We like dark-green standing seam metal roofing and have it on all new buildings (and will also have on our future farmhouse).
On December 20 the side walls were clapboarded and windows framed. As with the siding on the shop and woodshed across the road at our future farm site, we used cedar clapboards (applied in board & batten fashion) from trees cut on our property. The chicken house is not too far from the double-wide where the important outside water source is, too. Electricity, when needed, can be run by extension cord from a small storage shed on the west side of the chicken house.
The chicken house is at a nice angle on the site where the old barn on the property once stood (our double-wide was built eight years ago on the site of the former "dog trot" house). It faces southeast (left elevation) for good sun and ventilation.
I had forgotten how red the chicken house was less than three months ago. The red cedar will weather into a tannish-gray that we like for old barns.
On January 2, the windows were in, the fence started and gates installed.
The 20x20 (divided in two) poultry yard has sturdy locust fence posts from trees cut on our property. [The grassy cluster--a perennial tall grass on the outside of the fence--is now a favorite place for puppy hide and seek so it's staying.]
The windows were designed to pull in for ventilation and, since this photo was taken, are now encased with chicken wire so the chickens--or vermin--can not have access or egress.
Jonathan and Melvin (right) finish the front stoop. The door was salvaged from a house fire and one of two that Melvin (he has one just like it on his chicken house). We wanted the multi-panes for additional sunlight. [And yes, we've discovered that shirtsleeves on occasion during a Kentucky winter is not uncommon!]

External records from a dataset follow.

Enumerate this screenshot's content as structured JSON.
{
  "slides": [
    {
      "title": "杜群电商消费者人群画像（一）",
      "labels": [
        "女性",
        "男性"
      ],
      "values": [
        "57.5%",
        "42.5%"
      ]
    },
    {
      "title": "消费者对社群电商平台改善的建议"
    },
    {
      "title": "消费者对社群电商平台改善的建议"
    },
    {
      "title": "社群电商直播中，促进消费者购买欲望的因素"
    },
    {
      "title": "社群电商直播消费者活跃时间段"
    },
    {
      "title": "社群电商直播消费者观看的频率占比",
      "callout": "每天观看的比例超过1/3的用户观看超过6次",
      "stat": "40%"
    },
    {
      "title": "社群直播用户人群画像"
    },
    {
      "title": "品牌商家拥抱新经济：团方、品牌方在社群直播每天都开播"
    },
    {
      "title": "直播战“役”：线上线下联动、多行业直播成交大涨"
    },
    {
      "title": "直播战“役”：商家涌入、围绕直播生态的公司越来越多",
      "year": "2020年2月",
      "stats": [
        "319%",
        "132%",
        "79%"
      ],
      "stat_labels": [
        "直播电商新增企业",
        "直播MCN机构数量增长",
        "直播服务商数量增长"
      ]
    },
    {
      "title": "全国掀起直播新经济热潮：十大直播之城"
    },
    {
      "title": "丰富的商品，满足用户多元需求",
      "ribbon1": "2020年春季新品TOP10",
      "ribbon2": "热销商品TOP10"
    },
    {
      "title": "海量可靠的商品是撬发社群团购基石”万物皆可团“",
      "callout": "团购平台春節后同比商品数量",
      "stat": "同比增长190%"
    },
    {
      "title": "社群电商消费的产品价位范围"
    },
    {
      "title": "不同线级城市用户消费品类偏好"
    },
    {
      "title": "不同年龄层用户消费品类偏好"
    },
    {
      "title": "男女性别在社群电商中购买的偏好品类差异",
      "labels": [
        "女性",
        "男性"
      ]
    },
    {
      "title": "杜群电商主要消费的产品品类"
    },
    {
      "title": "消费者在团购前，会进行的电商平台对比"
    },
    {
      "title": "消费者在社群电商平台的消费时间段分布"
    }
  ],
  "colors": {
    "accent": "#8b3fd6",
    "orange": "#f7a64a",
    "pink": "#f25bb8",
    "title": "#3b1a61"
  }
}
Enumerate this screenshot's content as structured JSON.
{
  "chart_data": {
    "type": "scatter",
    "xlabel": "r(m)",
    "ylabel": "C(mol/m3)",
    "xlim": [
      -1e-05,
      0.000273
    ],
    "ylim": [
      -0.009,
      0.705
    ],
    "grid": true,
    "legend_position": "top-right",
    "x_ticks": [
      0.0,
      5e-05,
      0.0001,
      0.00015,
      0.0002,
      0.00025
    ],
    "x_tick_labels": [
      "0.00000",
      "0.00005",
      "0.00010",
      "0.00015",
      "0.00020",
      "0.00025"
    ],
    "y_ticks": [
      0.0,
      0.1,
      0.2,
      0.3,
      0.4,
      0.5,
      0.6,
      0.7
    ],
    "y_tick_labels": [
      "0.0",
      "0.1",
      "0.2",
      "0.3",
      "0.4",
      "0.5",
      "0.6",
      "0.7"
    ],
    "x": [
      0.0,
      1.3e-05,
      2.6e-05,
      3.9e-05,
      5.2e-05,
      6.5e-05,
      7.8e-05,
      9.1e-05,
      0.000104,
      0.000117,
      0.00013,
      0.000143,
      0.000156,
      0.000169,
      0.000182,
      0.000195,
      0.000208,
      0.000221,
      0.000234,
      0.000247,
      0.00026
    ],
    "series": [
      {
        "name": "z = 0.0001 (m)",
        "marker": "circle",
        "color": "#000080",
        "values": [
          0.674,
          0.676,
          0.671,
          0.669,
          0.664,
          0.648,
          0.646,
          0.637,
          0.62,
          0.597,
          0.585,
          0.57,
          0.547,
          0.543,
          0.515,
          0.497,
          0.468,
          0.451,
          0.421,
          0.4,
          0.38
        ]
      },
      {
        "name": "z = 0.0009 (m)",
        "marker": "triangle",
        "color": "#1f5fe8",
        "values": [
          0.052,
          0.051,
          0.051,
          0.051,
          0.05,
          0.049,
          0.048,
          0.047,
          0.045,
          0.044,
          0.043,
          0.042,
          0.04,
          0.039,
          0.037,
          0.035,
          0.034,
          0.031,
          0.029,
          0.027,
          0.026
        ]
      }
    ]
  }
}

The chicken house after a late January ice and snow storm.
The west side of the chicken house with a patch of snow from another winter flurry in front of its north side (taken February 25).
On March 7, the weathervane and an interior shelf--above the filled grain bins--was installed. Everything is now ready for our chicks in a few weeks. It feels like getting together a nursery! [For fun and whimsy, I will be painting a "Hinkel Haus" sign on an old barn board that will hang to the left of the door.]
The chicken house, as photographed on March 8, from our fenced garden patch. [We just installed two compost bins made out of scrap cedar only yesterday--for chicken manure and kitchen vegetable scraps that the chickens won't eat--just to the left of the gate on the outside of the fence.] As the narrow wall between the tractor and front of chicken house faces south, I want to plant hollyhocks there this summer (if the chickens will let me!).
Old caches of daffodils are emerging below and in front of the chicken house. They will likely be blooming in late March when the chicks arrive.
Old window sash was used for all chicken house windows, including two small 2/2s that had been the only windows in our original Hancock upstairs bathrooms (originally washroom/closet rooms, pre-plumbing). When we renovated the ell, the roof extended over them so we salvaged them for a shed one day: now it is nice to have a part of our former home with us, as well as salvage windows from some old Kentucky barns.